Будь я человеческой женщиной, села бы на пол у ног Морка и зарыдала. И все бы стали со мной нянчиться, произносить утешающие, лживые слова, гладить по голове, объяснять, что провидец не виноват, что он не воин, что он должен собраться с духом… Вранье. Омерзительное мужское человеческое вранье. Придуманное для успокоения плачущих человеческих женщин, которые плачут именно для того, чтобы их успокоили враньем. И вот они хлюпают носами, зная, что все эти слова – пузыри на воде, ничто, даже меньше, чем ничто, и все-таки пытаются растворить в слезах мучительное знание, пытаются из соленой воды и трогательной позы сотворить новое к себе отношение мужчины, чье отношение к женщине сам Отец Мира переменить не в силах…

Если бы я была человеческим мужчиной, я бы сперва дала Марку по морде. Ощутимо, но в плане уничтожения – бесперспективно. Получивший по морде, радостно оживившись, включился бы в знакомую игру. Мы бы наставили друг другу синяков, свалились бы у стены, хватая воздух ртом и наслаждаясь приятной усталостью в мышцах. И там же, на полу, завели бы дурацкий исповедальный разговор, перешедший в дружескую пьянку. Пили бы какую-нибудь мерзость, растворяющую все, что есть в мужчинах надежного – кишки да мышцы, и мысли бы у нас были даже не женские, расчетливо-фальшивые, а детские, бестолково-беспомощные. Что иначе поступить было никак нельзя, что жизнь человека священна (ха и еще раз ха!), что слеза обиженного младенца или кудахтанье обреченной курицы, плачущих и кудахчущих повсеместно и без всякой пользы, – непреодолимое препятствие на пути к спасению вселенной. Мы бы мололи языками и в глубине наших мягких, податливых душ надеялись: есть кто-то, кто совершит убийство за нас. Он услышит наш зов, наши мольбы, придет, ублюдок без жалости и без совести, и спасет мир своим подлым, негеройским ударом. А мы вдруг ка-ак возмутимся! Ка-ак кинемся на него! Ка-ак накажем! Прямо до смерти. И получим награду сразу за все – и за то, что не убили того, кто нам угрожал, и за то, что убили того, кто нам помогал.

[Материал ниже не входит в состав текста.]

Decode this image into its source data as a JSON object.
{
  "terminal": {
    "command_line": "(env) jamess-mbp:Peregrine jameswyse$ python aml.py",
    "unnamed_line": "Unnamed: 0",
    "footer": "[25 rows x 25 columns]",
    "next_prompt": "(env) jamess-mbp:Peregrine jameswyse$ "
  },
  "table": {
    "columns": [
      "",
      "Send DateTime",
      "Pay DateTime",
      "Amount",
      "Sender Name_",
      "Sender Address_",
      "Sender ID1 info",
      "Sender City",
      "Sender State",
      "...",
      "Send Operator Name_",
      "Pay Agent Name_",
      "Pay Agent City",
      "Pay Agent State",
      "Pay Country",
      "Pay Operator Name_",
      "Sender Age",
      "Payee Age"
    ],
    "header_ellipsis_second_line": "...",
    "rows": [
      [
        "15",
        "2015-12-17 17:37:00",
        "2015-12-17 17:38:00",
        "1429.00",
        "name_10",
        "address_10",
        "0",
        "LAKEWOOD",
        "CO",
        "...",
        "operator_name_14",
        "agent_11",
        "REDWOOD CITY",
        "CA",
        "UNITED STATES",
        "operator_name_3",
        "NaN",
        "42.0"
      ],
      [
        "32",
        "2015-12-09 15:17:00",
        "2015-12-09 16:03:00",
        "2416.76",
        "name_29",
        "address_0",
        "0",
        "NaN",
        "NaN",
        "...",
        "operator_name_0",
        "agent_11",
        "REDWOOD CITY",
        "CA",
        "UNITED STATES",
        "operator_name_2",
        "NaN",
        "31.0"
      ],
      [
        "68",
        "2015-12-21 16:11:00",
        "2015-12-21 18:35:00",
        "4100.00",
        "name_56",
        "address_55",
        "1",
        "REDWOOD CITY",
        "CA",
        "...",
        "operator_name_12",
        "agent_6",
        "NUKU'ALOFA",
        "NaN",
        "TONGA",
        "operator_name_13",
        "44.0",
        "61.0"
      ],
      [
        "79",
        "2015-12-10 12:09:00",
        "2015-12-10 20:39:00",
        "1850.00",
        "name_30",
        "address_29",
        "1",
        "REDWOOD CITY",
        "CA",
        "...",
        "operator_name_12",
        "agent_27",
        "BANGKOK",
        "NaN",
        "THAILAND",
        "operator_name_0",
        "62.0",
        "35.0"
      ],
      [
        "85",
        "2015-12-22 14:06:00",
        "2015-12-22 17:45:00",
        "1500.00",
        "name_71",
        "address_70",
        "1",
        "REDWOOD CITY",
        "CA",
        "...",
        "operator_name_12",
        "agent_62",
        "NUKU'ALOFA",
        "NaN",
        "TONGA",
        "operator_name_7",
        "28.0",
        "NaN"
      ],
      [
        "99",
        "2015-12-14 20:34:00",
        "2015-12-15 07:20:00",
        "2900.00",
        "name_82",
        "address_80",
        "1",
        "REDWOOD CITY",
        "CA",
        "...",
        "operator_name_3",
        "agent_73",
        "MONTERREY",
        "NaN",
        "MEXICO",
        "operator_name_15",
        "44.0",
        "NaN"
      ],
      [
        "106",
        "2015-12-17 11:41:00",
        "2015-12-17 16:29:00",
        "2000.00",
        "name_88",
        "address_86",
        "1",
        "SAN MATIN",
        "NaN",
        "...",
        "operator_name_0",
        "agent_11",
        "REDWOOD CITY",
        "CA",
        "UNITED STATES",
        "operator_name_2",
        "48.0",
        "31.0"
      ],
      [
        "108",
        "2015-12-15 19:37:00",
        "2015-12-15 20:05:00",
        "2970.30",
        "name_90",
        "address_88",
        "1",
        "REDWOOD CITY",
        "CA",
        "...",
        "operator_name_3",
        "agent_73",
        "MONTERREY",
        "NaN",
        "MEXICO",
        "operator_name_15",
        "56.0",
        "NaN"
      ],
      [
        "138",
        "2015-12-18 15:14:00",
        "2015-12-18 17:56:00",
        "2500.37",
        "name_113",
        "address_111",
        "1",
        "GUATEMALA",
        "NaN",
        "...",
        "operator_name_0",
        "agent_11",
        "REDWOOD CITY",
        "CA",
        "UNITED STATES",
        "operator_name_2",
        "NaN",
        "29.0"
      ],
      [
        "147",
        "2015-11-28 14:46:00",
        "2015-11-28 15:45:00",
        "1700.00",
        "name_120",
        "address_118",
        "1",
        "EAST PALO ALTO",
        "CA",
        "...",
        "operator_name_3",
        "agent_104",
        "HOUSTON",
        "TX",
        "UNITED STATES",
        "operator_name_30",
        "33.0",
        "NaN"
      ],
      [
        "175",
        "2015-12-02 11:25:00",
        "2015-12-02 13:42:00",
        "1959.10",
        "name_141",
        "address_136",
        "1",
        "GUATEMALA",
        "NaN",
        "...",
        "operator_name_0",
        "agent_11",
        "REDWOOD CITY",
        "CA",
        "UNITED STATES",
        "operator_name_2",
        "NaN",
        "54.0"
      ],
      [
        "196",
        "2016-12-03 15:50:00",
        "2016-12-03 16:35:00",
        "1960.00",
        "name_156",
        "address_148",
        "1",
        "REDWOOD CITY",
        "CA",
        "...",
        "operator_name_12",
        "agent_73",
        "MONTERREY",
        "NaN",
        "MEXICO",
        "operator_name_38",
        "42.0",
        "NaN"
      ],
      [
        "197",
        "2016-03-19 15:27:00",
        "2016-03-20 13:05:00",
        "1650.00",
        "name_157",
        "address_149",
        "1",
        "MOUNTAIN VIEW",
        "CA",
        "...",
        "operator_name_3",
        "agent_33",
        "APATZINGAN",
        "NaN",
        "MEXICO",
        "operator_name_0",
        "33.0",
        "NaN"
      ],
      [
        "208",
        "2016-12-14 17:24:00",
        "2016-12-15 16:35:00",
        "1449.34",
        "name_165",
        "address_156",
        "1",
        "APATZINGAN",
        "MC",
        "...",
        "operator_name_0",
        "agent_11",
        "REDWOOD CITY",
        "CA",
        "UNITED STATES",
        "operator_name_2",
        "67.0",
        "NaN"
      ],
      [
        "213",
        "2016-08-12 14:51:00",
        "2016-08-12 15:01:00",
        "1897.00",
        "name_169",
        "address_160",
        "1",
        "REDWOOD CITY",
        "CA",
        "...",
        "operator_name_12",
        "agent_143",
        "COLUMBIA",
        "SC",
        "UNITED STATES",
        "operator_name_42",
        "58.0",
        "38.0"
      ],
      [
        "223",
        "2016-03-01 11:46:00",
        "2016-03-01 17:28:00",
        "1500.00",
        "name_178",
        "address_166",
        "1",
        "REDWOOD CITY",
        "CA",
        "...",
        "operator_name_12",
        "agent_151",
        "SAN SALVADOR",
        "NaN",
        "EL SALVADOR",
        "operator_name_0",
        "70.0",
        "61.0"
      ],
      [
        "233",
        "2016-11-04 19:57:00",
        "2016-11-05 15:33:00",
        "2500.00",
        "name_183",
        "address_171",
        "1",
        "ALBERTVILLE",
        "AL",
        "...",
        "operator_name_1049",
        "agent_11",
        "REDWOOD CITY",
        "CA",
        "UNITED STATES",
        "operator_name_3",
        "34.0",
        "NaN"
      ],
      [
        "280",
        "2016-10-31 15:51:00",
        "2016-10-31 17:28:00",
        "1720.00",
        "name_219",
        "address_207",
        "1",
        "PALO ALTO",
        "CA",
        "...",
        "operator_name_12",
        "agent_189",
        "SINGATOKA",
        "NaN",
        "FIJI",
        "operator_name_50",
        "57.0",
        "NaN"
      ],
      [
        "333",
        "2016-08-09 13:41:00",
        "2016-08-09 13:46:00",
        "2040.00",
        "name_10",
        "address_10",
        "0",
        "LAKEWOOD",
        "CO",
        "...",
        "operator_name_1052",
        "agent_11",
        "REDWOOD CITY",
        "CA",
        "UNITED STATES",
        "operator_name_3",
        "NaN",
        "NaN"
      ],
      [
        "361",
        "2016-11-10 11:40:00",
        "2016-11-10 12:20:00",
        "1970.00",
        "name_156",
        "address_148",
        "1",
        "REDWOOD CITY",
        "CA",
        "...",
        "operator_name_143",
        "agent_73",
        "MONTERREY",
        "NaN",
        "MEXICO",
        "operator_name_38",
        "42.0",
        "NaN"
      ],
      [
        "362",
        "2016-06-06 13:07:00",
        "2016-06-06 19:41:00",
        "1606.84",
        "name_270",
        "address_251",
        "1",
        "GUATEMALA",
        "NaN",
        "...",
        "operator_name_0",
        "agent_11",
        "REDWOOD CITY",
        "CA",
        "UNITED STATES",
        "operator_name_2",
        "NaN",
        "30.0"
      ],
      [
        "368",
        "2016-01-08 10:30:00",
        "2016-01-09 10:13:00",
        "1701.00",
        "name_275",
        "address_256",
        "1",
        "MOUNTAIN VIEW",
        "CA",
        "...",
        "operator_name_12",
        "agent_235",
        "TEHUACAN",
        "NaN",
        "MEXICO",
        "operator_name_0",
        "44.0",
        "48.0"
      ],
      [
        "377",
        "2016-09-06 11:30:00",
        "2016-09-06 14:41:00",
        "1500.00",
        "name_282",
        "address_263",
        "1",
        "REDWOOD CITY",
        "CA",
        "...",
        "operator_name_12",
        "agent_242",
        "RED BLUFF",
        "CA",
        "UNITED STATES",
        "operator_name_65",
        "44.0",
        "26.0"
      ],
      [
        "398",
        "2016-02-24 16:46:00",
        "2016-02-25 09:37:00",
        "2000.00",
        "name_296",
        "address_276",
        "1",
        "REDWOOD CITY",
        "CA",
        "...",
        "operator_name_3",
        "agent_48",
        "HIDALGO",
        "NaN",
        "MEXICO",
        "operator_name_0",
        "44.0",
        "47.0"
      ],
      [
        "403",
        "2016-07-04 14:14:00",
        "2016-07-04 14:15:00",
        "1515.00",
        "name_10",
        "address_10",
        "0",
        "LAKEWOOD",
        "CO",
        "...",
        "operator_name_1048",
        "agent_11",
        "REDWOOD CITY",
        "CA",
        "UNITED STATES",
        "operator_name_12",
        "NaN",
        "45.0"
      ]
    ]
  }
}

Но я – я не сухопутная медуза. Я дочь Мананнана! И это дочь Мананнана открывает рот и заводит песню, каких еще никогда не пели ее сестры – ни в морях, ни в реках, ни в озерах, ни в заводях…


* * *


Я стою, прижавшись к стене, на мне грязно-бурый плащ, сливающийся с грязно-бурой кладкой. Оба мы в какой-то парше – и стена, и я. Как будто небо годами осыпало нас не снегом и дождем, а пеплом и пылью. И мы заросли этой дрянью, прикипевшей к коже, до самых бровей.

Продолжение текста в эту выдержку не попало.